Of being afraid for her children.
For what the world would do to them.
For what she would contribute to who they become.
Failing them.

Two under two has very quickly forced me into the realization that any type of career or work outside the home is nearly impossible unless I am ok with giving my entire paycheck over to a daycare provider and essentially pay them to raise and make memories with my babies. At the end of any day I knew that I wouldn't want to take my last breath and think to myself "Why couldn't I have worked more and spent less time watching my children grow up?"

So, I succumbed to the fact that I would need to temporarily be at home with the kids instead of continuing to follow my own path.
My own path... or maybe the path I was on that led me here.
Maybe they are my path?
Maybe I'm here for them?
Maybe my purpose in life was create them and allow them to grow into the people the world needs them to be.

I used to be human.
I used to be someone who contributed to society in a way that society is willing to recognize.
I used to be able to answer the allusive question of What do you do? with an answer that I was proud of because it gave some illusion that I "was somebody". The truth is that I'm now more important than I had ever been.
What do I do?
I work 24/7.
I nourish my baby with my own body.
I do everything humanly possible to make sure my kids are happy and healthy and thriving.
Learning and growing and safe.

But on the other hand my children dictate everything I do or don't do even down to the clothes I can wear. Taking care of them 24/7 leaves me in a struggle with my travel size soap at 7:30pm trying to figure out how to become someone recognizable.

That's how I end up here every night.
Sitting in my own head.
Sometimes honestly wondering if I am still alive or if I'm in some strange purgatory where I only think I'm alive and contributing to the world.
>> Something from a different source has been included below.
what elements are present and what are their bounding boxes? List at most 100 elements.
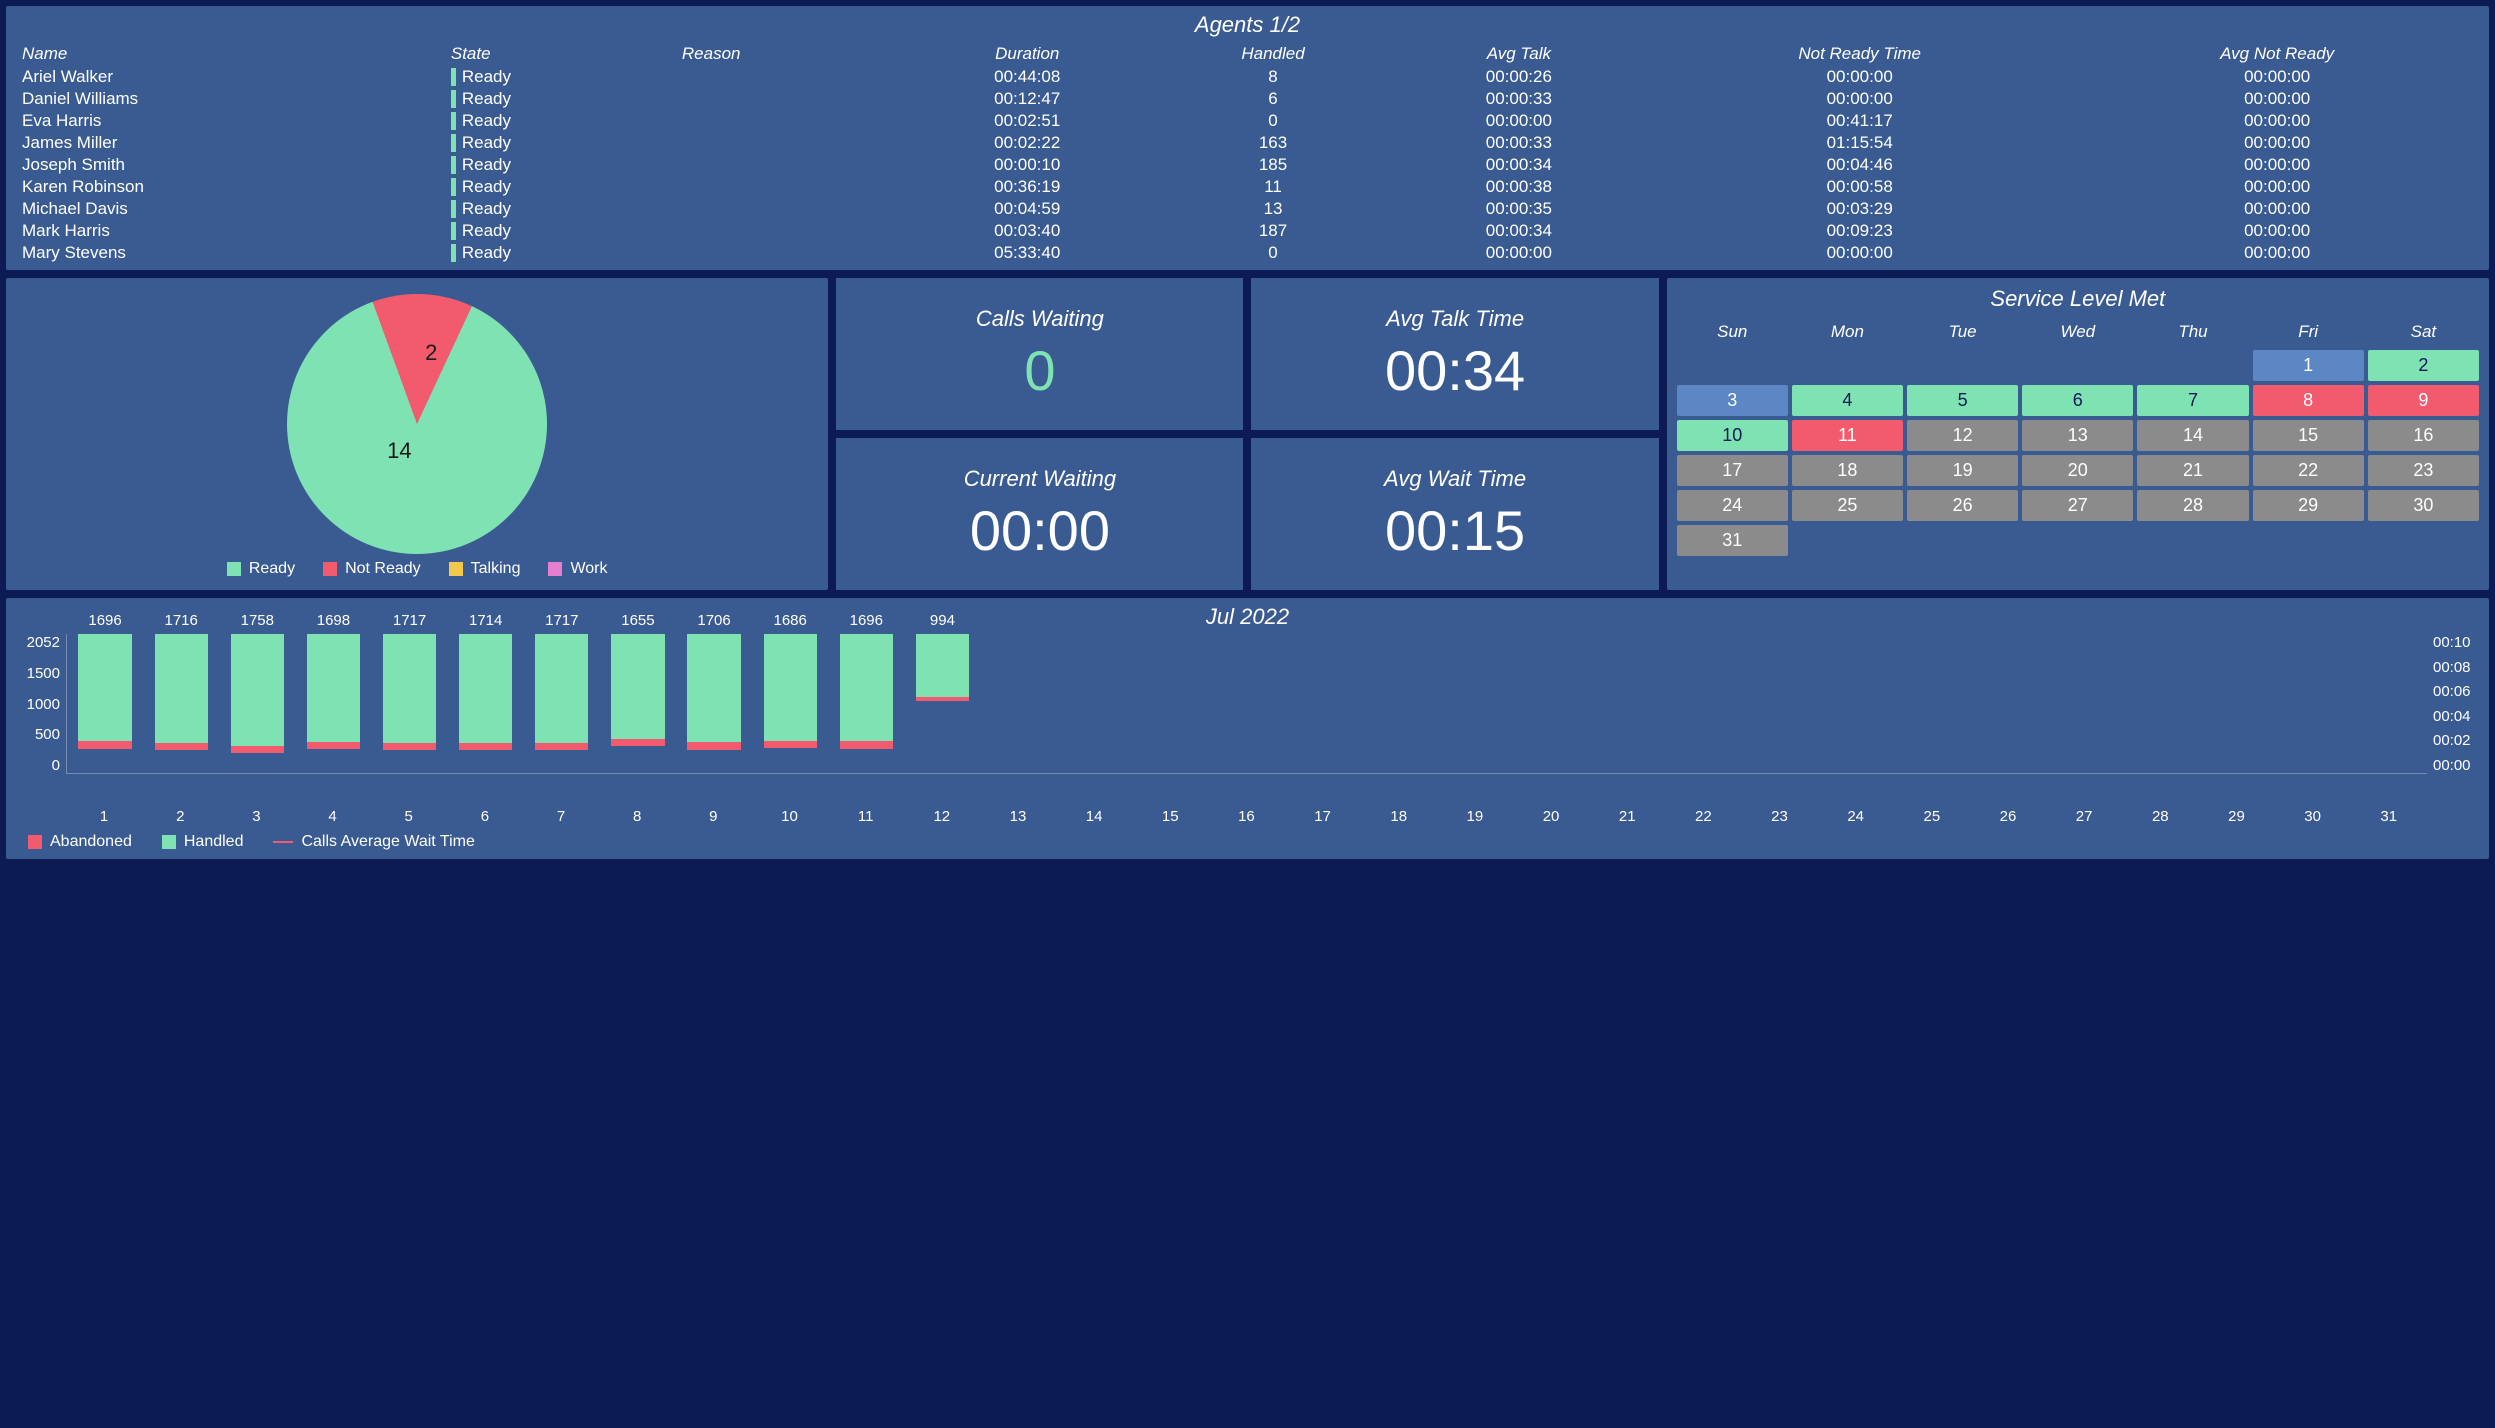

Maybe when we die, life just goes on and we think we are part of it.

I'm overwhelmed.
But tomorrow is a new day and in the morning I will sing song good morning to my daughter with my son tucked underneath my arm as I let light through her window. And she will smile and say "momma!" in the sweetest voice I've ever heard.

It's not my children I'm afraid of.
It's the rest of the world.

Sasha, I'm sorry if you felt like you weren't human.
You weren't.
You were fucking super human. And you deserved to feel that way.